Selangkah lebih jauh

119K 10.3K 281
                                    

[Sebelas]

Sejak pagi-pagi buta Mentari menyiapkan tas yang berisi pakaian dan juga oleh-oleh kecil yang sengaja ia beli untuk kedua orang tuanya. Sekarang jam masih menunjukkan pukul enam pagi namun bibi Nolan sudah bertandang di kamar Mentari.

Bibi Nolan berkali-kali menghapus air matanya, terisak kecil dengan tangan Mentari yang mengusap punggung gemuknya pelan.

"Mentari gak pa pa, Bi. Bibi seharusnya lebih tenang karena nanti Mentari gak sendiri lagi, mas Fajar orang baik, pasti mas Fajar bakalan selalu jagain aku." ucap Mentari dengan senyum menenangkan, namun tidak cukup untuk membuat bibi Nolan tenang dan memberhentikan tangisnya.

"Iya, Bibi tau. Tapi tidak harus secepat ini, kamu masih harus belajar dan mengejar cita-cita kamu. Ibu sama ayahmu itu sama aja, udah lari dari tanggung jawab membesarkan kamu sekarang masih juga gak tau malu nyuruh kamu nikah buat bayar hutang. Bibi sakit hati sama mereka, bibi yang ngurus kamu di sini sampe sebesar ini, bibi yang perjuangin sekolah kamu sampe kuliah, pokoknya bibi gak sudi kalau kuliah kamu putus. Bibi gak rela." ujar Bibi Nolan menggebu, menyusut cairan yang keluar dari hidung juga matanya dengan lengan baju yang ia gunakan.

Mentari hanya bisa tersenyum maklum, tahu betul kalau bibi Nolan memang sangat berjasa dihidupnya semenjak tinggal di kota besar ini. "Mentari akan berusaha menjelaskan masalah kuliah Mentari sama Mas Fajar nanti, Bi. Dia pasti mengerti karena dia kan juga dari keluarga terpelajar."

Bibi Nolan mengangguk pelan menyetujui, kemudian menggandeng Mentari yang sudah menjinjing tasnya. "Bibi anterin sampe ke pangkalan ojek ya, Neng."

"Uuhh, Mentari sendiri aja, Bi.
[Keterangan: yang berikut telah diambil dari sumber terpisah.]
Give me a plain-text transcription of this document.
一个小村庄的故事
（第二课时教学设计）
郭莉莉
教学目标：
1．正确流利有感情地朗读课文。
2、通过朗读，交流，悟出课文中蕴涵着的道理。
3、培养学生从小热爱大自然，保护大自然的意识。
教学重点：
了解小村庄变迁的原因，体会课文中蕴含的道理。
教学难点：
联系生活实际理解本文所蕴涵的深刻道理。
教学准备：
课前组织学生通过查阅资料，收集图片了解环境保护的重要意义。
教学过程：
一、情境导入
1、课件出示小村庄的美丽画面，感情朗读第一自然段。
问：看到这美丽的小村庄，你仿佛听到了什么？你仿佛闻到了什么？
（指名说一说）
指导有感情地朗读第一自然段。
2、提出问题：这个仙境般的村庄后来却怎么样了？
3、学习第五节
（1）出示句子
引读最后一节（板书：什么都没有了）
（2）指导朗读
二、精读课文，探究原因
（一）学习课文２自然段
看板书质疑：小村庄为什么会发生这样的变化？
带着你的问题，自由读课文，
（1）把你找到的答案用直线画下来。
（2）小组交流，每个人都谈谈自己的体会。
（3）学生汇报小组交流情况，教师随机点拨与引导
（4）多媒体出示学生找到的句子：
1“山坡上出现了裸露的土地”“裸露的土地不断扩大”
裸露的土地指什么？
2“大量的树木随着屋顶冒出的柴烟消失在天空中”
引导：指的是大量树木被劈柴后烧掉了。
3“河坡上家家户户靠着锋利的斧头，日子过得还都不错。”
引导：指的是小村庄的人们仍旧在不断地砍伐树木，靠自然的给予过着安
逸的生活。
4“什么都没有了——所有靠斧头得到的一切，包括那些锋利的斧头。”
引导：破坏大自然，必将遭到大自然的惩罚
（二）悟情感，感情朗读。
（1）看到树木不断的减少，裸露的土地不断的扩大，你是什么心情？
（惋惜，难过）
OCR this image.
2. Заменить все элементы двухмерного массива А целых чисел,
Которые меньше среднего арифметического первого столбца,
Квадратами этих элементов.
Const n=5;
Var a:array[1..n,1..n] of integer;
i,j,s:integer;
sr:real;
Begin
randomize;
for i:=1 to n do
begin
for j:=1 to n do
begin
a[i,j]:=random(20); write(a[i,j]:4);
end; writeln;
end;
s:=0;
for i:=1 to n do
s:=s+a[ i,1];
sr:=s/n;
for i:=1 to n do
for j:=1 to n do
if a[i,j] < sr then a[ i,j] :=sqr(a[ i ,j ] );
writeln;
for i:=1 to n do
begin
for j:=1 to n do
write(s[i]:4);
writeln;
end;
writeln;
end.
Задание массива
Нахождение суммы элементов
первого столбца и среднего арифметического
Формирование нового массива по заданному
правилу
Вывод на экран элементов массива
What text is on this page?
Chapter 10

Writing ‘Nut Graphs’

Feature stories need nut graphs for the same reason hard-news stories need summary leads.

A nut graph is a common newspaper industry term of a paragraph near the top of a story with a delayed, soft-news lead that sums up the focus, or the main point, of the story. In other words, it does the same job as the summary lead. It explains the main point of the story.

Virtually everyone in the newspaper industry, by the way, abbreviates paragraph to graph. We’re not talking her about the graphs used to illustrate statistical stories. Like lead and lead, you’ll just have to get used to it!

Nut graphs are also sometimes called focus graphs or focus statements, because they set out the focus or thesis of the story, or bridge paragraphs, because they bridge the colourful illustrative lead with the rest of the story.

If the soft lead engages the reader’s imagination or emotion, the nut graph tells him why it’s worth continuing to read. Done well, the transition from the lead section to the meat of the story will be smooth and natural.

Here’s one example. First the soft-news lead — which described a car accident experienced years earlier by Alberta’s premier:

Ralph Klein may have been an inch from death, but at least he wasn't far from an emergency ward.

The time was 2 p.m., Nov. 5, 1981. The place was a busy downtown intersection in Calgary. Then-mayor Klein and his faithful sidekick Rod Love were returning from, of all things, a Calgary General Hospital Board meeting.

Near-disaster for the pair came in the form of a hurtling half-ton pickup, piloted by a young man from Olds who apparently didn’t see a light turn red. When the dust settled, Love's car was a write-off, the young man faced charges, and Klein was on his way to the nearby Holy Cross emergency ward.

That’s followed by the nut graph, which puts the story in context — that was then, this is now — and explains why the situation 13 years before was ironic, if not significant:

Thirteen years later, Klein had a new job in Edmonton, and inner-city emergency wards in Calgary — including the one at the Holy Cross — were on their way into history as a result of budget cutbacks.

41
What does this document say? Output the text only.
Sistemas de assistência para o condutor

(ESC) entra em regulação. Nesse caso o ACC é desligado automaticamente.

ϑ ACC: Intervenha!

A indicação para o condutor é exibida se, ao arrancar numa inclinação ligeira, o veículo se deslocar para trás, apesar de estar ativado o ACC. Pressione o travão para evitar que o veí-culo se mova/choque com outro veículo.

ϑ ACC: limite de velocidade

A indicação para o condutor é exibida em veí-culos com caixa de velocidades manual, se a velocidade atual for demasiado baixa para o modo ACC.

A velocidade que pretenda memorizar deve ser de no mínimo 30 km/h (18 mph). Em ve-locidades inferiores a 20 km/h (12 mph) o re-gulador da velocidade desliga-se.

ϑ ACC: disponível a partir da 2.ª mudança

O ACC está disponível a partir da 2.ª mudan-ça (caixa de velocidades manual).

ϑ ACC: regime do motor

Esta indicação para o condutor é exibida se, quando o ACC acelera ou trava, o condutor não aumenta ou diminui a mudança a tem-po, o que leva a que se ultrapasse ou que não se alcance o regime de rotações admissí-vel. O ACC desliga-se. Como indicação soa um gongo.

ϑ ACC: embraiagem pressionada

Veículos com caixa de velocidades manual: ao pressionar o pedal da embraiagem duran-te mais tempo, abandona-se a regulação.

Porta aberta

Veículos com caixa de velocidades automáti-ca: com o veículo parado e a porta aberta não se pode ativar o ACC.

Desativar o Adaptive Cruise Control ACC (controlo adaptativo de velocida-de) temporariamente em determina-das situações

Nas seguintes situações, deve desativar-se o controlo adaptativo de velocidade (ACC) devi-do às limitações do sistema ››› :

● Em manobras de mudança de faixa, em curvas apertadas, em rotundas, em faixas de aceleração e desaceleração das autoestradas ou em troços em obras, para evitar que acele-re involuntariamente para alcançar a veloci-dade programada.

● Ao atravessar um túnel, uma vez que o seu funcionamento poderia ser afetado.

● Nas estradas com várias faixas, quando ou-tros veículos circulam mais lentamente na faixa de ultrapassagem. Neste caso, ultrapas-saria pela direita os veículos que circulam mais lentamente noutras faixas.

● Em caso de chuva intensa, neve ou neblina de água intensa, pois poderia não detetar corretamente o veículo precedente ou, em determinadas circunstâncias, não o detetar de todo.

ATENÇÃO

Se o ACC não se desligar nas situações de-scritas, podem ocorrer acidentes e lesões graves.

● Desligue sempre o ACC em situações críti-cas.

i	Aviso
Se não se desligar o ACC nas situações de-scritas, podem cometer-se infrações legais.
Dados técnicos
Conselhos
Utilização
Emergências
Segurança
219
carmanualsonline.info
Bibi cukup anterin sampe di sini aja, jalan kaki juga gak bakalan lama kok." Mentari memeluk erat badan tambun milik bibi Nolan, terbesit dipikirannya tentang badannya yang mungkin akan sebesar ini jika sudah tua nanti, saat ini saja ia kadang-kadang kesusahan dengan ukuran dada juga tubuh yang lainnya.

"Nanti kalau sudah naik kereta telpon Bibi ya! Kamu ada pulsa kan?"

"Iya dong, kan Bibi udah isiin sepuluh ribu." ujar Mentari terkekeh, dibalas cubitan gemas oleh bibi Nolan dipipinya.

Mentari mengulurkan tangan untuk membuka pintu pagar besi bagian belakang mansion Adhyasta, namun menoleh kebelakang saat terdengar suara yang memanggilnya.

"Mentari! Kok buru-buru sekali sih? Ayo sini, biar Baskara yang nganterin kamu." Sintya berjalan cepat dan menarik tangan Mentari untuk masuk kembali ke dalam mansion.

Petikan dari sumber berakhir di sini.